A light crunch, crunch, crunch. My shoes remind me that I am treading on soft earth punctuated with small stones left by long gone streams marking the trail. Soft winds agitate the leaves and trigger a peep from an overhead eagle nest. Urban noise does not interrupt my tranquility, and I keep walking to… where? No goals, just wander among the native gardens, and I am here. This is ‘Hismet Warep, Sacred Earth’, commonly known as Tesla, and my trek is just a Vision, but could be, will be a reality with care and concern.
10 Reasons Why a Tesla Reserve
By Nancy Rodrigue, Friends of Tesla Park
- A different experience can await visitors to this little-known oasis, a getaway from urban noise, traffic and commerce. With a Reserve classification, Tesla will provide access for low impact activities such as hiking, birdwatching, nature photography, natural and cultural resource interpretative trails and tours.
- Numerous Sacred Native American archeological and ceremonial sites spread across Tesla cannot be parsed out from the whole. The total context of the natural and cultural landscape and its relation to neighboring public parks such as Brushy Peak, Morgan Territory and Mt. Diablo must be preserved as an integral part of Native American history. The public experience at Tesla will focus on the relationship and experience of Indigenous People with the land. Protection of the many cultural sites and the entire surrounding natural landscape will be a priority. The Reserve will be named “Hismet Warep”, meaning “Sacred Earth.”
- There is no greater opportunity to educate school children on the intricacies of Native American life than with real on-site experiences, as a complement book learning. The Tesla Reserve public experience will be organized around the relationship and experience of Indigenous People with the land, and their cultural heritage. Similarly, Tesla will be a field classroom for biological study.
- The public minimal-impact experience will also provide exposure to exceptional rare natural resources that will be fully preserved for public enjoyment, education and research. Tesla sits at a site where bioregions converge. It is a richly biodiverse area that has drawn naturalists, ecologists, zoologists, and other life scientists to that land for nearly 100 years to study nature and natural systems. It is home to at least 50 special status wildlife species, including the threatened California red legged frog, the Alameda whipsnake, and endangered Foothill yellow-legged frog.
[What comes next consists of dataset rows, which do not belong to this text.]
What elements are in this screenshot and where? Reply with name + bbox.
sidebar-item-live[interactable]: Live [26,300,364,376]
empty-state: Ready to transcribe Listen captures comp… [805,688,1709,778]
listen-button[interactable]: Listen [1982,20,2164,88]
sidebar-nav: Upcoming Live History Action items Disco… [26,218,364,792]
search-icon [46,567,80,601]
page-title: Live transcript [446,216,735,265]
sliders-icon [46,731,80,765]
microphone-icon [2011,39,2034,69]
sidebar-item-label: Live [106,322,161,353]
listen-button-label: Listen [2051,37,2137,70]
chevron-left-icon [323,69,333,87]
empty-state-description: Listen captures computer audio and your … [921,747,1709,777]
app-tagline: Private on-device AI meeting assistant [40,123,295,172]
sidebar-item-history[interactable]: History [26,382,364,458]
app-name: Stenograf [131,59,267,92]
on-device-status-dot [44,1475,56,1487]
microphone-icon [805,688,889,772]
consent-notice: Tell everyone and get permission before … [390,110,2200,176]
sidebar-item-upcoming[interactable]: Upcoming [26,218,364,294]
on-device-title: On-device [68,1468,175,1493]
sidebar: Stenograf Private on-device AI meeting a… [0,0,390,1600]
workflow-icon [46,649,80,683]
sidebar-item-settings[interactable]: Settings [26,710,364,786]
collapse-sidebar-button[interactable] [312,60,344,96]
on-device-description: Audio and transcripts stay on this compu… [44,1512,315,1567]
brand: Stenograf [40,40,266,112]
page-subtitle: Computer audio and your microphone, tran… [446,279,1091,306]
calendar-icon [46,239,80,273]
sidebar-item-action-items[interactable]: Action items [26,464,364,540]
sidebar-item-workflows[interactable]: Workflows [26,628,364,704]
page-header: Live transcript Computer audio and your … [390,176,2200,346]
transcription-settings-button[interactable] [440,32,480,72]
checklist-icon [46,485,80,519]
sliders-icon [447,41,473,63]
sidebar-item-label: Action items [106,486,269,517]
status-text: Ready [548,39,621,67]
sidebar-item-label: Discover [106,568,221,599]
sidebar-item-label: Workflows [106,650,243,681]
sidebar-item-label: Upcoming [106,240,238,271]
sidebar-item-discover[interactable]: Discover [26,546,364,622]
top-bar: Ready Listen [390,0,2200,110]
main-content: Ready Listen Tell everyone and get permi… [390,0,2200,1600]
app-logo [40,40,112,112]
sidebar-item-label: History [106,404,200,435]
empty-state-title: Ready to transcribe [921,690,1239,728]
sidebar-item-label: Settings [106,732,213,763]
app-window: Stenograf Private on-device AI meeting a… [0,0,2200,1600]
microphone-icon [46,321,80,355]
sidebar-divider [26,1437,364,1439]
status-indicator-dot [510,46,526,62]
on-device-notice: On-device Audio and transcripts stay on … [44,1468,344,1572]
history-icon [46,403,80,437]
- Tesla’s location makes it a bottleneck through a critical wildlife corridor from Mt. Diablo south to the Hamilton and the Diablo Ranges. Degradation of the land with high impact recreation would choke off movements of animals and the flow of genes necessary for resilience of their populations throughout the Mt. Diablo habitat region. These small to large animal species are sensitive to noise, fast-moving objects and crowds. Surveys of Carnegie SVRA and Tesla show that tule elk, mountain lions do not range into the SVRA, but are present throughout Tesla.
- Over 32 rare native plants and many more locally rare plants and sensitive vegetation communities are found in every part of Tesla Park. Tesla’s faunal and floristic richness arises in part from its location at the junction of the Coast Range and San Joaquin Desert influences. A recent UCB botanical analysis for native plant conservation identified the area where Tesla is located as among the top conservation priorities for California. Low-impact uses and careful planning will protect Tesla’s extensive sensitive resources and offer information to the public about their significance.
- Birders in the Bay area and the San Joaquin Valley will identify, count and preserve the native avian community. Golden Eagles have been spotted here nesting and foraging. Birds have built their nests in the trees of Tesla as it provides a safe and quiet place unavailable in the local urban area and free of dangerous windmills.
- The historical 19th and 20th century mining town of Tesla will guide visitors to imagine the active life and events of the time matching archive photographs of the historical town to the locations of former buildings, mine structures and roads and rail lines seen on the interpretive trails. An active town in its era, Tesla was larger than its sister town of Livermore, with a hotel, church, school. Visitor center exhibits will be an inspiration to school children, historians and all visitors.
- As a Reserve, low impact and educational activities will complement preservation of rare California native plants and wildlife, cultural and historical sites, with respect and stewardship for the entire natural environment. Higher impact activities such as mountain/e-biking, multi-use trails, camping, drones, geocaching, and rock collection can be available in other California State Parks property, including neighboring Carnegie SVRA, other property State Parks owns adjacent to Tesla, Del Valle Regional State Park or Mt. Diablo State Park.
- Tesla Park wildlands must be protected in their undisturbed natural state for visitors to experience and learn about their wonders and to preserve an exceptionally intact ecosystem emblematic of this part of California. It will be the only Reserve in the State Parks Diablo Range District. Fully protecting Tesla as a Reserve is an exciting opportunity to provide a unique public experience in a way that encompasses the Native American experience and does not interfere, damage or modify the natural and scenic beauty of this land. It will keep Tesla as Hismet Warup, Sacred Earth forever.
“Hismet Warep Horsetka” means “Sacred Earth in Harmony” in the Chochenyo language of the East Bay Ohlone people. It has been identified by Indigenous leaders as the name for the Tesla Reserve.